Cuando George Lucas buscaba un lugar donde los soles gemelos pudieran abrasar el horizonte y dar vida a Tatooine, no imaginaba que unos rincones remotos del planeta acabarían convertidos en altares para generaciones de peregrinos cinematográficos. En 1977, Star Wars: Episodio IV – Una nueva esperanza nació entre el polvo de Túnez, las mesetas de California y los pasillos sonoros de los estudios ingleses. Hoy, casi medio siglo después, esos lugares respiran un tiempo doble: el de la película inmortal y el de un mundo que ha cambiado de piel.

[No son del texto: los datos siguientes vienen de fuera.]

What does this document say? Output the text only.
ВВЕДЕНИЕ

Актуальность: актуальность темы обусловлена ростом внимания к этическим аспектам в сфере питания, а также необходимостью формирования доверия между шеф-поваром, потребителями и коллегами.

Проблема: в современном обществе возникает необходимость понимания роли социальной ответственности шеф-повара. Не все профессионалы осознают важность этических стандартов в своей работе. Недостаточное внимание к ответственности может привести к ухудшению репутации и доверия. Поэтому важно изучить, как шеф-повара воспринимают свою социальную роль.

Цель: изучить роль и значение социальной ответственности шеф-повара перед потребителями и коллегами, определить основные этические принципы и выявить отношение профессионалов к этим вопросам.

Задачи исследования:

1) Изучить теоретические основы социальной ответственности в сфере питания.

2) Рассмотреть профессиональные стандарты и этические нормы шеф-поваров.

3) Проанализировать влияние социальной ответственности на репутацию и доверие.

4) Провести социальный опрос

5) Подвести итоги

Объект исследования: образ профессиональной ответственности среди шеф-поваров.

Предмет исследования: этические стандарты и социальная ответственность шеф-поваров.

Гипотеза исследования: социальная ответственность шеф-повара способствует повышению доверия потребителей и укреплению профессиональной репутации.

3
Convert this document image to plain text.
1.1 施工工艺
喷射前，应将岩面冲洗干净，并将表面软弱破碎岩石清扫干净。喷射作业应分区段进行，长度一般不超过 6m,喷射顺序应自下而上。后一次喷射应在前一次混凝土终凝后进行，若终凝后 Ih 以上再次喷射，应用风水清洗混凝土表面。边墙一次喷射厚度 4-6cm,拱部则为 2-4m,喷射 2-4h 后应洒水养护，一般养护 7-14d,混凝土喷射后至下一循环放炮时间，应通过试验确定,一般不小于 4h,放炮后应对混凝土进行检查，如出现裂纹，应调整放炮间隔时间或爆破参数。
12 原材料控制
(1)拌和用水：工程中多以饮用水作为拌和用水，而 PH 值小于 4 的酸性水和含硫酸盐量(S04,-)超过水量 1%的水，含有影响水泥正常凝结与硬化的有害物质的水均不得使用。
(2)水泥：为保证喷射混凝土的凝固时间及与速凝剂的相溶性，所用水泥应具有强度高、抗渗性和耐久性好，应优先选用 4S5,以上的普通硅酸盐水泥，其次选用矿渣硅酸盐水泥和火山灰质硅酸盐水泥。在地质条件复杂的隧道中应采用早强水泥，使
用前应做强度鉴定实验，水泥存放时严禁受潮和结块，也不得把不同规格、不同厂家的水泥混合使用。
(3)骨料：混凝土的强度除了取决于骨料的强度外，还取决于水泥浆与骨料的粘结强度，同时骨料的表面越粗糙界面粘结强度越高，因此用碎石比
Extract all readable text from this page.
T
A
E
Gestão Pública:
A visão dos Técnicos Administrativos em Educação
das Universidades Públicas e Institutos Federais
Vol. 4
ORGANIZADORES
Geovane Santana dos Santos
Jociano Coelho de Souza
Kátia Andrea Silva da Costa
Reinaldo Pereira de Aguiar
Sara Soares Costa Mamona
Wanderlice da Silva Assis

El espejismo de Tatooine en Túnez
En Matmata, las casas trogloditas donde Luke Skywalker desayunaba mirando un futuro imposible siguen ahí, con sus paredes horadadas en la roca. El Hotel Sidi Driss —escenario de la granja Lars— aún recibe huéspedes, pero las marcas del rodaje se han convertido en reliquias. Lo que en los 70 era pobreza rural hoy es un reclamo turístico: las cúpulas restauradas lucen carteles de bienvenida y las cuevas, antaño viviendas humildes, venden recuerdos a viajeros disfrazados de Jedi. Sin embargo, más allá del hotel, el paisaje tunecino ha sido golpeado por el éxodo rural y las tensiones políticas. El silencio de Tatooine es ahora menos virginal, más marcado por las huellas del tiempo.

En Chott el Jerid, el salar donde Luke contempló el atardecer de dos soles, la inmensidad blanca persiste. Pero las carreteras cercanas y las señales para turistas han domado un poco ese horizonte que parecía infinito. Las dunas de Nefta y Tozeur, antaño desconocidas, han visto desfilar expediciones de fans, producciones publicitarias y hasta otros rodajes.

De las colinas californianas al Valle de la Muerte
Death Valley, en California, sirvió para algunos planos adicionales de Tatooine. En 1977 era un paisaje árido y casi fantasmal. Hoy está protegido como Parque Nacional, con miradores señalizados y áreas para selfies. El mismo barranco donde R2-D2 fue capturado por jawas es ahora un punto de peregrinación marcado en mapas de Google, donde las huellas de los visitantes se mezclan con la erosión natural.

Los pasillos de la Alianza en Inglaterra
Los estudios Elstree, cerca de Londres, fueron el útero de la saga: allí se construyeron la Estrella de la Muerte y los pasillos del Halcón Milenario. En los 70 eran simples naves industriales donde el equipo improvisaba con maquetas y efectos prácticos. Hoy son instalaciones modernizadas, epicentro de grandes franquicias, pero mantienen en sus archivos y pasillos una reverencia casi religiosa por aquella producción que los convirtió en un lugar sagrado para la ciencia ficción.

Entre el polvo y la eternidad
Comparar las localizaciones de 1977 con su estado actual es asomarse a un espejo temporal: los lugares han cambiado, pero no su poder evocador. Túnez ha sufrido crisis y modernizaciones, California se ha vuelto más turística, y Elstree es ahora un templo del blockbuster. Sin embargo, cuando cae la tarde en Chott el Jerid y el sol proyecta su último fuego sobre la sal, es fácil olvidar las carreteras y los teléfonos móviles. Por un instante, Tatooine vuelve a existir, intacta, en el mismo plano en que Luke soñaba con las estrellas.
Es esa magia —que una cueva pobre de Matmata o un barranco perdido en el desierto puedan seguir transportándonos a una galaxia lejana— la que mantiene viva a Star Wars. Los paisajes han envejecido, pero el mito los ha preservado: son cicatrices bellas en la memoria del cine, pruebas de que un cuento nacido en 1977 todavía late bajo nuestros cielos terrestres.